With a tight labour market for skilled infosec professionals, many CISOs and IT managers are struggling to recruit and retain talented employees.

The ATO’s solution to the situation, according to its senior director of vulnerability management and research Leonard Kleinman, has been to insource a number of key skills back into the organisation.
In a panel discussion at the AISA national conference in Melbourne last week, Kleinman said it was tougher for public sector agencies to retain skilled staff than counterparts in the private sector.
"In the current environment, no doubt it's a challenge [to recruit high-performers to the public sector]. It's a challenge for every one of us,” Kleinman said.
"But having said that, it's really a good opportunity for every one of us to try to be a bit more innovative or creative in how we attract and retain staff.”
Kleinman said the ATO’s response to the problem was to make the environment more interesting by developing internal capabilities in a number of areas that had previously been outsourced.
"The classic 'if you challenge them they will come'-type scenario. Make the work more interesting in that respect,” Kleinman said.
"I know some of the outsourcers out there might not like this, but what traditionally organisations have done is take the most interesting stuff – the forensics, the malware analysis type work – and outsourced it.
"So [we've] deliberately looked at bringing in and developing that capability. Our security testing services actually made the conscious decision to move from that outsourced model, bring it in and bring in the talent internally.”
Another important ingredient is having career pathways, including the ability to advance skills in certain roles, Kleinman said.
"We make sure there's a rotation within the work.

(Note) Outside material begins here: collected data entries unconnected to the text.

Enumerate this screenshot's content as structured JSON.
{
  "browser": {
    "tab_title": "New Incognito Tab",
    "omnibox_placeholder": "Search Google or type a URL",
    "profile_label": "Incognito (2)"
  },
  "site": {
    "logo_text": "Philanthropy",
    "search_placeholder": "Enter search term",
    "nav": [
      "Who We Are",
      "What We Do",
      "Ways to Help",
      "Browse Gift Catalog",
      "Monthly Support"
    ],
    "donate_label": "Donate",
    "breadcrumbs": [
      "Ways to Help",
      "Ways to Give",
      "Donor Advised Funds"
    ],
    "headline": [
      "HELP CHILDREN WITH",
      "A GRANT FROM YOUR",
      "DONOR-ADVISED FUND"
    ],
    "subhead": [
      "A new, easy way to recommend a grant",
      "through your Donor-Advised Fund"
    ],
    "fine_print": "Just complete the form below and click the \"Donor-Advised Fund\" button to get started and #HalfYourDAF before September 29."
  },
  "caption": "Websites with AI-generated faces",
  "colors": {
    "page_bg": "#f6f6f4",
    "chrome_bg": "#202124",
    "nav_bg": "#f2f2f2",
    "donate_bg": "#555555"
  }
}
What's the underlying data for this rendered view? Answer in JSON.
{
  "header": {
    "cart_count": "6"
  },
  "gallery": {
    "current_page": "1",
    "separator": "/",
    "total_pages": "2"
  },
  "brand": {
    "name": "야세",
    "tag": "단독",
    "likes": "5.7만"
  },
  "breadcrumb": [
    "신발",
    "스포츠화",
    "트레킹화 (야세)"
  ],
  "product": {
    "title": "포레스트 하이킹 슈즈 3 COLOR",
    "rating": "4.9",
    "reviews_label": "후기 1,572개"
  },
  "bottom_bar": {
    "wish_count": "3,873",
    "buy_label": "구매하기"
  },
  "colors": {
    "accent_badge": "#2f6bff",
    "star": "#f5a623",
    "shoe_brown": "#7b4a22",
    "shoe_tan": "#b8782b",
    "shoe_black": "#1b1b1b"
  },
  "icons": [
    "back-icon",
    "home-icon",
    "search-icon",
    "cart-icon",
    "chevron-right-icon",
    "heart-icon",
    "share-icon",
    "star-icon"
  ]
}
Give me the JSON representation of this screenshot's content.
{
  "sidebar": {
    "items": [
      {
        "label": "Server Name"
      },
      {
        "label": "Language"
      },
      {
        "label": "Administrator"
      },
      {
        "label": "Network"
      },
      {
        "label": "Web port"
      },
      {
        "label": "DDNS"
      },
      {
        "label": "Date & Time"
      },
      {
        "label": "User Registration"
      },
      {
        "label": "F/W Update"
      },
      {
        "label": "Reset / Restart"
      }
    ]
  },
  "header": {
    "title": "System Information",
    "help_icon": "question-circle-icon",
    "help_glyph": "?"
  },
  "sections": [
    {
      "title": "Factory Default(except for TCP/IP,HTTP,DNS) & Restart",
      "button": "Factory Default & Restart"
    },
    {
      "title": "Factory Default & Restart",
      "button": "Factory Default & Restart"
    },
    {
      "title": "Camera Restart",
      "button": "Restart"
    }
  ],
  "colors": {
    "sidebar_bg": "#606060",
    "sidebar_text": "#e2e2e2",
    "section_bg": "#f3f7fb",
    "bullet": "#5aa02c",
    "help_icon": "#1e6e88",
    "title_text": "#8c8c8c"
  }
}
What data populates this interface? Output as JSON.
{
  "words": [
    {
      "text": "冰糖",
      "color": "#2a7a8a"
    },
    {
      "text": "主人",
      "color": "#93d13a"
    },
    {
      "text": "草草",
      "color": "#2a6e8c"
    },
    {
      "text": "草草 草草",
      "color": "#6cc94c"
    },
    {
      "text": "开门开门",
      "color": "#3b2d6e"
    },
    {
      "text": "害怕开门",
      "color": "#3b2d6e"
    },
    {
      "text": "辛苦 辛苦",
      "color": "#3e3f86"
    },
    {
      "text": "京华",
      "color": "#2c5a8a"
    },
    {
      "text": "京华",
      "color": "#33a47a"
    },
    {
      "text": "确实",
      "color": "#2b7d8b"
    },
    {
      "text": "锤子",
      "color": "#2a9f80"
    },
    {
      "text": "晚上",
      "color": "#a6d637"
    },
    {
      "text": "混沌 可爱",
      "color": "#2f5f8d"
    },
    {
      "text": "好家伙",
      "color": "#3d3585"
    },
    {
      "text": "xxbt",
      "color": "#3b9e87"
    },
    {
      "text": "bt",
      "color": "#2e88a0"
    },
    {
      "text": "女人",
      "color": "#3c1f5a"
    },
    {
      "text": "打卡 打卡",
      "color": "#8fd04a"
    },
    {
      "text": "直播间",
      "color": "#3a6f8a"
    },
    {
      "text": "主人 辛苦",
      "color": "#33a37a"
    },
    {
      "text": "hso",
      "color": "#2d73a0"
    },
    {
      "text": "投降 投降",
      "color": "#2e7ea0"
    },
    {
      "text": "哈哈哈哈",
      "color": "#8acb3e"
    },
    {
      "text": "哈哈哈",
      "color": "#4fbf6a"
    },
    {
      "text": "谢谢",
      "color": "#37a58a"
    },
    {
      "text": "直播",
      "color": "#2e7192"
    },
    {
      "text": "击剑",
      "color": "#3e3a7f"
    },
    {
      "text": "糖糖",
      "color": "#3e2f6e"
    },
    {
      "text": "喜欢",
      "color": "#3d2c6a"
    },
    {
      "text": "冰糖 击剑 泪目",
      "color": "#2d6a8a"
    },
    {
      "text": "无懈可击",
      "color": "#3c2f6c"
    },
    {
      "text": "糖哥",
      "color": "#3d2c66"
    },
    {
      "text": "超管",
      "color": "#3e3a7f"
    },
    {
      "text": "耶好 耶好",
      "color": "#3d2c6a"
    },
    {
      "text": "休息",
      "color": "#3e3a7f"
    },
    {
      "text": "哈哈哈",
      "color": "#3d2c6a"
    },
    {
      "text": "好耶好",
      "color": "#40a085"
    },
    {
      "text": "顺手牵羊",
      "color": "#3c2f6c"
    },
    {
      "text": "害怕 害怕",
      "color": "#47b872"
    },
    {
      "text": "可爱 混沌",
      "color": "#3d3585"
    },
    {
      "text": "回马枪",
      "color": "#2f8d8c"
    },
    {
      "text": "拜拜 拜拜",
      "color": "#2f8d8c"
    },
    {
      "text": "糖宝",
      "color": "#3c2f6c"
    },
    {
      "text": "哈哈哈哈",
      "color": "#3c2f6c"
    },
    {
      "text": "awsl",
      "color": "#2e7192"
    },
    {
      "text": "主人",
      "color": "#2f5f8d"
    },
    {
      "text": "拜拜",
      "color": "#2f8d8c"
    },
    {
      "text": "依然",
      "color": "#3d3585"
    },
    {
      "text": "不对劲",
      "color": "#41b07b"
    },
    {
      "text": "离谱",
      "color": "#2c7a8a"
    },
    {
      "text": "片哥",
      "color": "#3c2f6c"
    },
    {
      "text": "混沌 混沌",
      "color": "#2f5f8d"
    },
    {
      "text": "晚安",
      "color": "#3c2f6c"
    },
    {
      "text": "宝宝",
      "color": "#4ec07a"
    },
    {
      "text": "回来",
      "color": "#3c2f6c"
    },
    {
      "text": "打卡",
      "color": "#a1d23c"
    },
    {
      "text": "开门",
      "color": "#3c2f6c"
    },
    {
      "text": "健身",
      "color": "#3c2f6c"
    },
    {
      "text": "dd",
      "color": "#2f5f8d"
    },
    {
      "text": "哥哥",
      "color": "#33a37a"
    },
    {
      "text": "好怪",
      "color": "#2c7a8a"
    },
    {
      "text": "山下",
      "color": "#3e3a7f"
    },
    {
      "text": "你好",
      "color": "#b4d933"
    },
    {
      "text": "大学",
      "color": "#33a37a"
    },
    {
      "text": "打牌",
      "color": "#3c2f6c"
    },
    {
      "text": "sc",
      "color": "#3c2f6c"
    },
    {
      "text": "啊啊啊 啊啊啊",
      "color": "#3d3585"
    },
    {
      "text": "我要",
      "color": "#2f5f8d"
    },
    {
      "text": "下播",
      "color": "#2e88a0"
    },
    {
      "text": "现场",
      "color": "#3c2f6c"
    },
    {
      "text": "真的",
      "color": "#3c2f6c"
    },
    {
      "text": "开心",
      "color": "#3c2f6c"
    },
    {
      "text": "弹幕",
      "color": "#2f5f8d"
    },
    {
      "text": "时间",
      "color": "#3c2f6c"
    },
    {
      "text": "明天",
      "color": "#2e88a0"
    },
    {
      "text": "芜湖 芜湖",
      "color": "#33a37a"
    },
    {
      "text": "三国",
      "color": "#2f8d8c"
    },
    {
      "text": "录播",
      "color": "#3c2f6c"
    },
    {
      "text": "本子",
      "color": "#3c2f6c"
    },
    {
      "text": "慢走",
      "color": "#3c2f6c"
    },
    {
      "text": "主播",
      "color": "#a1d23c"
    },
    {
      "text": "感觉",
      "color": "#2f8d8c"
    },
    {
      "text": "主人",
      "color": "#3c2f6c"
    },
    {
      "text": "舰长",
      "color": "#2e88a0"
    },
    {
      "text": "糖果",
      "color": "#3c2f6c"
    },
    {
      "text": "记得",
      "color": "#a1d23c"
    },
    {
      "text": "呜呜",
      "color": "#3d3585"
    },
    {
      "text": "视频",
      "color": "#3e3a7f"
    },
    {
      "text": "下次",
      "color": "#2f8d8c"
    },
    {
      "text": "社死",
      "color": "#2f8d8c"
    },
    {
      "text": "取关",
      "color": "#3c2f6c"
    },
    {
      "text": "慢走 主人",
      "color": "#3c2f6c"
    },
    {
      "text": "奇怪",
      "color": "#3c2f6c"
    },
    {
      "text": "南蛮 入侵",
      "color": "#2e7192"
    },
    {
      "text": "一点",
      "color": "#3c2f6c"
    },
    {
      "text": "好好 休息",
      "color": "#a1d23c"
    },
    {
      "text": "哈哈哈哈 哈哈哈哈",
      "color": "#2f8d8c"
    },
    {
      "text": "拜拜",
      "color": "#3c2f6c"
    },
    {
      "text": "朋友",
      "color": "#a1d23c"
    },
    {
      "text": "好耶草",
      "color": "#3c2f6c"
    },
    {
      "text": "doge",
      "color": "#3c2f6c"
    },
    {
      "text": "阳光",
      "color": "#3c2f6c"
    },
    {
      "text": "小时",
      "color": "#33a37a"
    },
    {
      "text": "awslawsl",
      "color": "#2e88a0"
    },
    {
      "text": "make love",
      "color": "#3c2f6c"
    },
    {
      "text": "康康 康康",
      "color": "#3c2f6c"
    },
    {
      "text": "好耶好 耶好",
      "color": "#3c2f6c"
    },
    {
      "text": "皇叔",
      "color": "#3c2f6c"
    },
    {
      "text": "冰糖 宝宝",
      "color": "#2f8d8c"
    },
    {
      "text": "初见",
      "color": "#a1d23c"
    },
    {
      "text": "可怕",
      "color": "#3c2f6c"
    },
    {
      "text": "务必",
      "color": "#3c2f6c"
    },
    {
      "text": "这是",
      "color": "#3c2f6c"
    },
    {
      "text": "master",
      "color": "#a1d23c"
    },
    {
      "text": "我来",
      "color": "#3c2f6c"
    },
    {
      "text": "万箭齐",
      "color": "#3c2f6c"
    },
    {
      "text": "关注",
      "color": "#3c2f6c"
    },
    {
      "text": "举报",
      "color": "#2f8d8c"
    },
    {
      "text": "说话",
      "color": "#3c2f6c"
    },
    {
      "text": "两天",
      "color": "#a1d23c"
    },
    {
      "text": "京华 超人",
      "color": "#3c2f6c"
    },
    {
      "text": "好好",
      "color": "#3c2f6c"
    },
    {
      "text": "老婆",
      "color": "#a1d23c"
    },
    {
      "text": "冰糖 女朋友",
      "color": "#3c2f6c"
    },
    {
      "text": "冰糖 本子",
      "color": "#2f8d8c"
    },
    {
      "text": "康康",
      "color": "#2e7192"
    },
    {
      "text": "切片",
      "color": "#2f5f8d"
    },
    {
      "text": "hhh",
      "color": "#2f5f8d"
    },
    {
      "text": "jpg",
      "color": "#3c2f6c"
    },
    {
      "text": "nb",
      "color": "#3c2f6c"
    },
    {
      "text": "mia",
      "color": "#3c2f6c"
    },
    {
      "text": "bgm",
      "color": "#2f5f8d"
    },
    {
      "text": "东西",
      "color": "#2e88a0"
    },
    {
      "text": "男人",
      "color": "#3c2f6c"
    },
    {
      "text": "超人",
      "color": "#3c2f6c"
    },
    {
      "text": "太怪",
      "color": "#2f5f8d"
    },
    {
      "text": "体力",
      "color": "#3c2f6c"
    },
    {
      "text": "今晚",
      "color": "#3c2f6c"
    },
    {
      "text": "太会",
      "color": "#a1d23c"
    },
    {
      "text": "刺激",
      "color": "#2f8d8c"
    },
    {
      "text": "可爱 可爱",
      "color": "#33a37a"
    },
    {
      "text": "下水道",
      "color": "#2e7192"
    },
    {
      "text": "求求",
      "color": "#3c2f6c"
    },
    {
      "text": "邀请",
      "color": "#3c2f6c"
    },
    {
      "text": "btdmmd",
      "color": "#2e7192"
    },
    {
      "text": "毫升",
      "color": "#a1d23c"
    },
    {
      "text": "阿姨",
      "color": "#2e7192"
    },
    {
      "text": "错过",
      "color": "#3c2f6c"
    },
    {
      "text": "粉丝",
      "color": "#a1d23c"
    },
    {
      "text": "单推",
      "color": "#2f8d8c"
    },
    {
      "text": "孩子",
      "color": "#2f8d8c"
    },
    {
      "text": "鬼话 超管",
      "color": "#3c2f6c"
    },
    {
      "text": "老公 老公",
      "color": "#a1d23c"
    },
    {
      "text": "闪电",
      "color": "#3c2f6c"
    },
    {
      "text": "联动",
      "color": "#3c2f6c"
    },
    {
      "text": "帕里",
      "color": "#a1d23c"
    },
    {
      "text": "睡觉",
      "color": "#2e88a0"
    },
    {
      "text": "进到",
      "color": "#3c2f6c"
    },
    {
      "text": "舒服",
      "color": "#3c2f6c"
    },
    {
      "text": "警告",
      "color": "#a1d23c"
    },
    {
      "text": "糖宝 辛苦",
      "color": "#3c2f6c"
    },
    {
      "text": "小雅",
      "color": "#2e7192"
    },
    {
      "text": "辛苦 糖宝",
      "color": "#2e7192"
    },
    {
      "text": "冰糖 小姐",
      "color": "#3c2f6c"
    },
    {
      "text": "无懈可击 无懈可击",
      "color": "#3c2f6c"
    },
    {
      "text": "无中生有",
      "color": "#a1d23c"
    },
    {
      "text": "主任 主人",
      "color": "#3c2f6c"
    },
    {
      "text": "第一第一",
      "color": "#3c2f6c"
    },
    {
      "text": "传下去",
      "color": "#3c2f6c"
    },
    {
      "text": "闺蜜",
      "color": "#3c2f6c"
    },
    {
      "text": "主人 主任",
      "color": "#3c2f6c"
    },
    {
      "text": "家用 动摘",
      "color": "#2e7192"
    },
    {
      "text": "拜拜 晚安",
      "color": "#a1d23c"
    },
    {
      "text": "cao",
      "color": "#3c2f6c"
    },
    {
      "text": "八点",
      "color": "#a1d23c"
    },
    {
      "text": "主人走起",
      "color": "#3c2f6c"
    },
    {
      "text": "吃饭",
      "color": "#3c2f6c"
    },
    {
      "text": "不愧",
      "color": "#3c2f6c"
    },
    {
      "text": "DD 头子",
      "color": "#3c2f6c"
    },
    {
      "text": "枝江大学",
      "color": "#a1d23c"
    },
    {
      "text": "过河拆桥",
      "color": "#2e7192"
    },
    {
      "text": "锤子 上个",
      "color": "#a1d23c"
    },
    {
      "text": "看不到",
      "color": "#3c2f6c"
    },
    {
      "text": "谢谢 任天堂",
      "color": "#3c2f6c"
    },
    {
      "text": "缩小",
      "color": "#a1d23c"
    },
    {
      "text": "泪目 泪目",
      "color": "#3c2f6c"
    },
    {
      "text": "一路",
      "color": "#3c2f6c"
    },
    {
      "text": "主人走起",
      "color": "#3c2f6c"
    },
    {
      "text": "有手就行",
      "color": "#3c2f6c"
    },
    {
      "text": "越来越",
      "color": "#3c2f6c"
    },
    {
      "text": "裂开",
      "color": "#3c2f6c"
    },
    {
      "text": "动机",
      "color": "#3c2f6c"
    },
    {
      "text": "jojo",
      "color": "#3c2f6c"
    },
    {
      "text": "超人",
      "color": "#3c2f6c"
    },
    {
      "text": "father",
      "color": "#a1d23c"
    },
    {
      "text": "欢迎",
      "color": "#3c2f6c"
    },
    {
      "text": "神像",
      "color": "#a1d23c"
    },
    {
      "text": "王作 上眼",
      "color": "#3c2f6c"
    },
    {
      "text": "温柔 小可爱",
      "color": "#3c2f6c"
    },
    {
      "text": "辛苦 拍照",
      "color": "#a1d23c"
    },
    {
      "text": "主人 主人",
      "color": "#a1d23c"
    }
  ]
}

You might be a responder, and then do some threat intel, and then you might go over to tools and development where you need knowledge as a sysadmin or a coder,” he said.
"And we found one of the great things about doing that is it increases your period of retention, because diversity and variety is what these people are looking for.”
Kleinman said the ATO started by developing those capabilities at the application level before expanding them to other areas.
“[We then went] right through to the network, and then in holistic red-team-like activities, they love that stuff.”
Australian Post’s head of information security governance Kristin Lyons agreed it was important to give employees the opportunity to work across different teams.
"Security resources tend to be the kind of people who want to keep learning, want to keep growing, want to keep finding more and more. And I think that's the sum of a high performing team,” Lyons said.
"We're always looking for opportunities for our resources to improve and learn in different types of opportunities.
"I think we're in a fortunate position in that regard to be able to provide people with quite a bit of scope to evolve, right through the innovation process, right through development, and the run of our products as well.”